— Простынете, товарищ капитан, — сказала стоявшая рядом с ним девушка, ехавшая за ранеными.
Сабуров улыбнулся. Ему показалось смешным это предположение, что на пятнадцатом месяце войны, переправляясь в Сталинград, он вдруг простудится. Он ничего не ответил.
— И не заметите, как простынете, — настойчиво повторила девушка. — Тут холодно на реке по вечерам. Я вот каждый день переплываю и уже до того простудилась, что даже голоса нет.
Действительно, в её тонком девичьем голосе чувствовалась простуженная хриповатость.
— Каждый день переплываете? — спросил Сабуров, поднимая на неё глаза. — По скольку же раз?
— Сколько раненых, столько и переплываю. У нас ведь теперь не как раньше было — сначала в полк, потом в медсанбат, потом в госпиталь. Сразу берём раненых с передовой и сами везём за Волгу.
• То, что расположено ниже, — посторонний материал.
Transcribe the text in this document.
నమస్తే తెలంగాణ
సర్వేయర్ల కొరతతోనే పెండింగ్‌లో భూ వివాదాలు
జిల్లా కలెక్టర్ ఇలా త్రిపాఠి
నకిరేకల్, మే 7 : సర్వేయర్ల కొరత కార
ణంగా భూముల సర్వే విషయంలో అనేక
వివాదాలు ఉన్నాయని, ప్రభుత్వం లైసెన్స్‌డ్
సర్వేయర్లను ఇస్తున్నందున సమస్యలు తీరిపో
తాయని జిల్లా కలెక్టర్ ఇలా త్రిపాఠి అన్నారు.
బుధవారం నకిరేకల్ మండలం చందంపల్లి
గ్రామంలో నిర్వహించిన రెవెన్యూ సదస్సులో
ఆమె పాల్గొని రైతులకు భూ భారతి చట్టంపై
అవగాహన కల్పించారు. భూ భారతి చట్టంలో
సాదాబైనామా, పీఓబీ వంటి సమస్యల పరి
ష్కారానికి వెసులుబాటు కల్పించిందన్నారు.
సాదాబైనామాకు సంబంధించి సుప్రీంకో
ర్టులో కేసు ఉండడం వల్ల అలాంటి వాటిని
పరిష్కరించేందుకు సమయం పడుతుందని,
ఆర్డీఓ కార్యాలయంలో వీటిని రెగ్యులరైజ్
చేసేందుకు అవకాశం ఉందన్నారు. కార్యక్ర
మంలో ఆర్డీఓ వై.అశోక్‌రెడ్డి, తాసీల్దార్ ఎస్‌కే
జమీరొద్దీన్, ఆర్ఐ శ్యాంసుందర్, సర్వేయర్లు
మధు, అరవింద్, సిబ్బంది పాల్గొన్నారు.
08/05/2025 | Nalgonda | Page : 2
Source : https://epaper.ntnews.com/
Она сказала это таким спокойным тоном, что Сабуров, неожиданно для себя, задал тот праздный вопрос, который обычно задавать не любил:
— А не страшно вам столько раз туда и назад?
— Страшно, — призналась девушка. — Когда оттуда раненых везу, не страшно, а когда туда одна возвращаюсь — страшно. Когда одна, страшнее — ведь верно?
— Верно, — сказал Сабуров и про себя подумал, что он и сам, находясь в своём батальоне, думая о нём, всегда меньше боялся, чем в те редкие минуты, когда оставался один.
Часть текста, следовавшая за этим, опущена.